Abstract:
Porcine rotavirus (PoRV) is one of the main pathogens causing diarrhea in piglets, and multiple genotypes coexist. However, an effective vaccine is currently lacking. Here, the potential adjuvant of nonstructural protein 4 (NSP4) and highly immunogenic structural protein VP4 prompted us to construct recombinant NSP486-175aa (NSP4*) and VP426-476aa (VP4*) proteins, combine them as immunogens to evaluate their efficacy.
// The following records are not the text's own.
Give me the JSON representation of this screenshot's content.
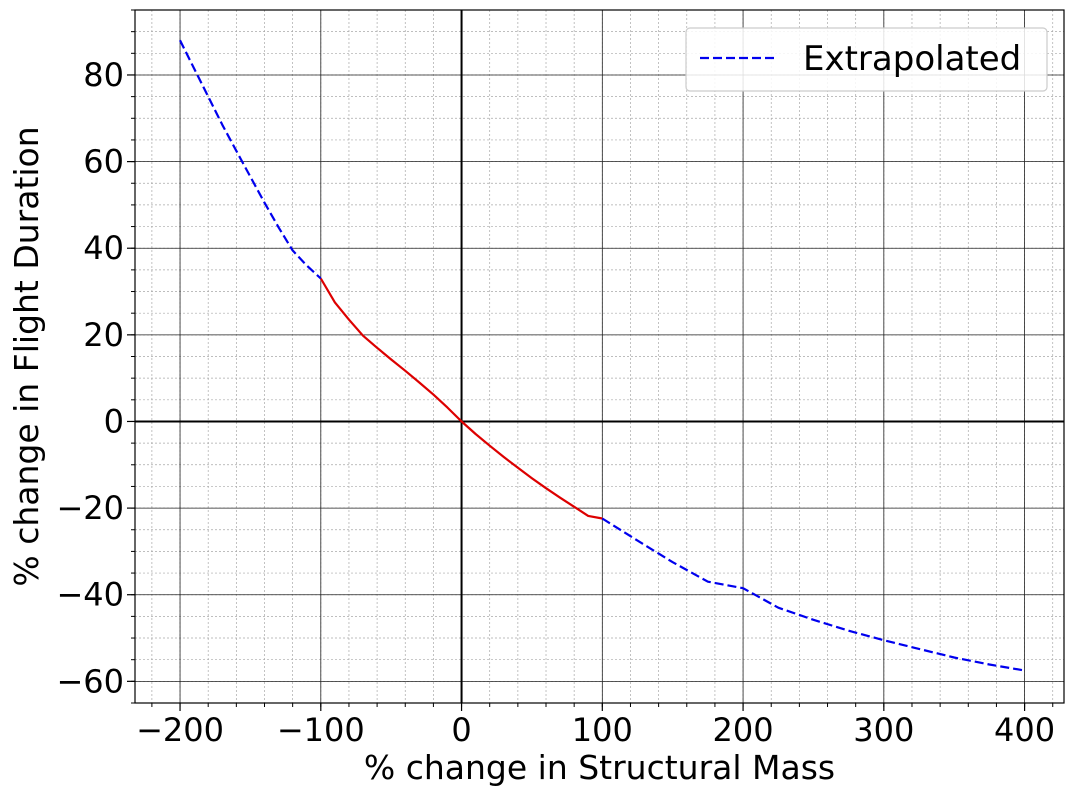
{
  "chart_data": {
    "type": "line",
    "xlabel": "% change in Structural Mass",
    "ylabel": "% change in Flight Duration",
    "xlim": [
      -232,
      428
    ],
    "ylim": [
      -65,
      95
    ],
    "xticks": [
      -200,
      -100,
      0,
      100,
      200,
      300,
      400
    ],
    "yticks": [
      -60,
      -40,
      -20,
      0,
      20,
      40,
      60,
      80
    ],
    "xtick_labels": [
      "−200",
      "−100",
      "0",
      "100",
      "200",
      "300",
      "400"
    ],
    "ytick_labels": [
      "−60",
      "−40",
      "−20",
      "0",
      "20",
      "40",
      "60",
      "80"
    ],
    "x_minor_step": 20,
    "y_minor_step": 5,
    "grid": true,
    "legend_position": "top-right",
    "series": [
      {
        "name": "",
        "color": "#dd0000",
        "style": "solid",
        "x": [
          -100,
          -90,
          -80,
          -70,
          -60,
          -50,
          -40,
          -30,
          -20,
          -10,
          0,
          10,
          20,
          30,
          40,
          50,
          60,
          70,
          80,
          90,
          100
        ],
        "y": [
          33,
          27.5,
          23.5,
          19.8,
          17,
          14.3,
          11.7,
          9,
          6.2,
          3.2,
          0,
          -2.9,
          -5.6,
          -8.2,
          -10.7,
          -13.1,
          -15.4,
          -17.6,
          -19.7,
          -21.8,
          -22.4
        ]
      },
      {
        "name": "Extrapolated",
        "color": "#0000ee",
        "style": "dashed",
        "x": [
          -200,
          -190,
          -180,
          -170,
          -160,
          -150,
          -140,
          -130,
          -120,
          -110,
          -100
        ],
        "y": [
          88,
          81.5,
          75,
          68.5,
          62.5,
          56.5,
          50.5,
          44.8,
          39.5,
          36,
          33
        ]
      },
      {
        "name": "Extrapolated",
        "color": "#0000ee",
        "style": "dashed",
        "x": [
          100,
          125,
          150,
          175,
          200,
          225,
          250,
          275,
          300,
          325,
          350,
          375,
          400
        ],
        "y": [
          -22.4,
          -27.5,
          -32.5,
          -37,
          -38.5,
          -43,
          -45.8,
          -48.3,
          -50.5,
          -52.5,
          -54.5,
          -56.1,
          -57.5
        ]
      }
    ]
  }
}
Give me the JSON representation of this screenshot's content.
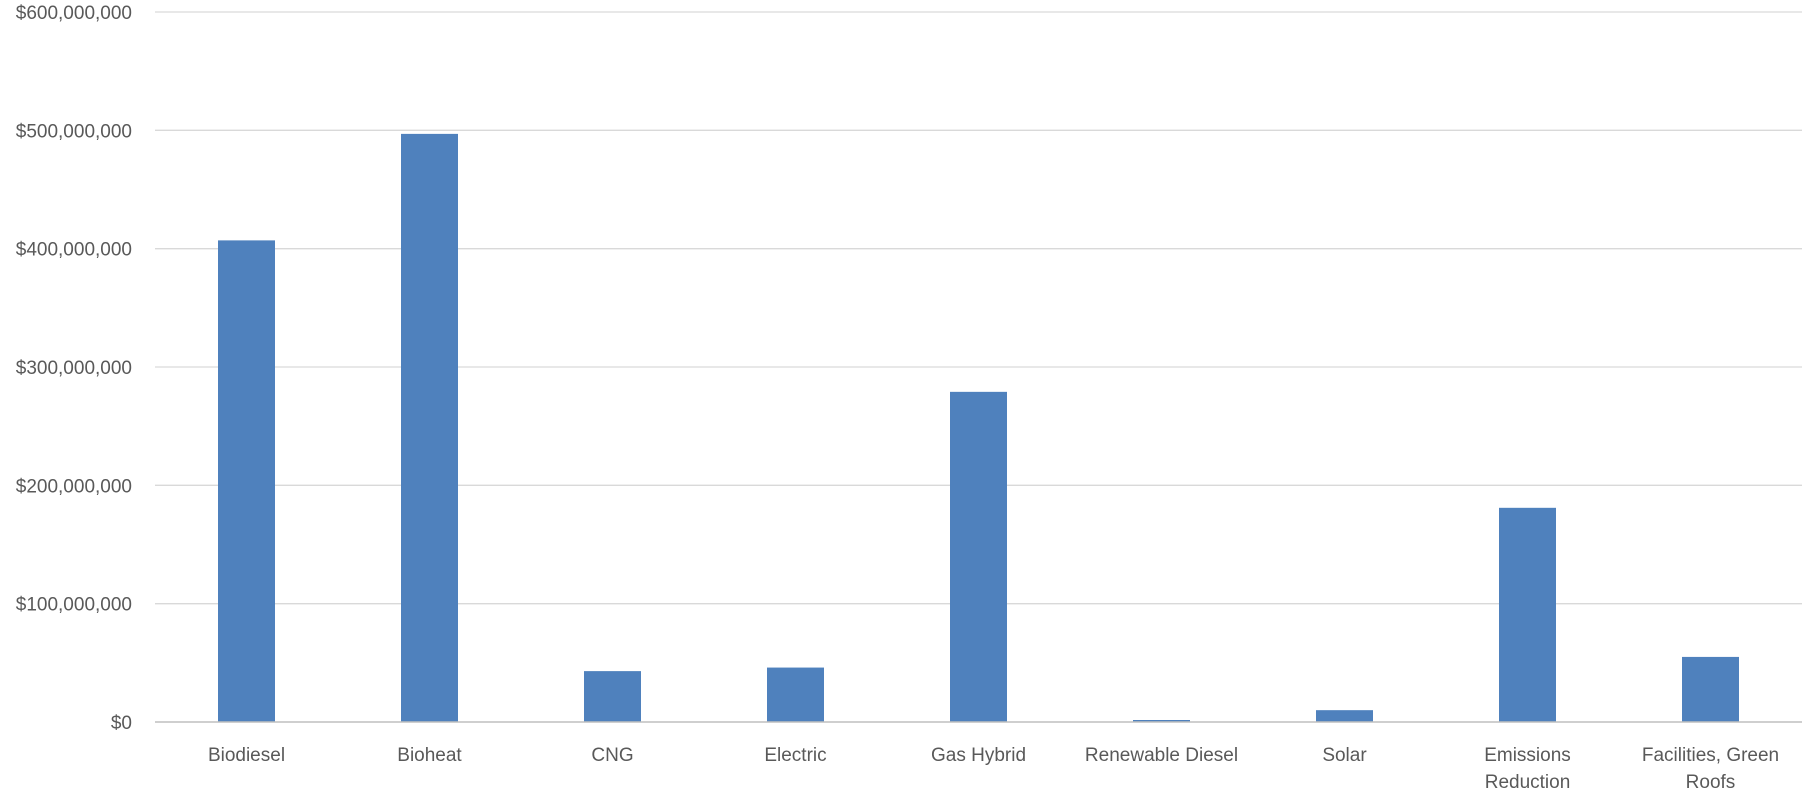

Results indicated that NSP4* enhanced systemic and local mucosal responses induced by VP4*. The VP4*-IgG, VP4*-IgA in feces and IgA-secreting cells in intestines induced by the co-immunization were significantly higher than those induced by VP4* alone. Co-immunization of NSP4* and VP4* also induced strong cellular immunity with significantly increased IFN-λ than the single VP4*. Summarily, the NSP4* as a synergistical antigen exerted limited effects on the PoRV NAbs elevation, but conferred strong VP4*-specific mucosal and cellular efficacy, which lays the foundation for the development of a more effective porcine rotavirus subunit vaccine.
摘要:
猪轮状病毒(PoRV)是引起仔猪腹泻的主要病原之一,多种基因型共存。然而,目前缺乏有效的疫苗。这里,非结构蛋白4(NSP4)和高免疫原性结构蛋白VP4的潜在佐剂促使我们构建重组NSP486-175aa(NSP4*)和VP426-476aa(VP4*)蛋白,将它们作为免疫原来评估它们的功效。结果表明,NSP4*增强了VP4*诱导的全身和局部粘膜反应。VP4*-IgG,共同免疫诱导的粪便中的VP4*-IgA和肠道中的IgA分泌细胞显著高于单独的VP4*诱导的那些。NSP4*和VP4*的共同免疫还诱导强细胞免疫,其IFN-λ比单个VP4*显著增加。总之,NSP4*作为协同抗原对PoRVNAb升高产生有限的影响,但赋予了强大的VP4*特异性粘膜和细胞功效,为开发更有效的猪轮状病毒亚单位疫苗奠定了基础。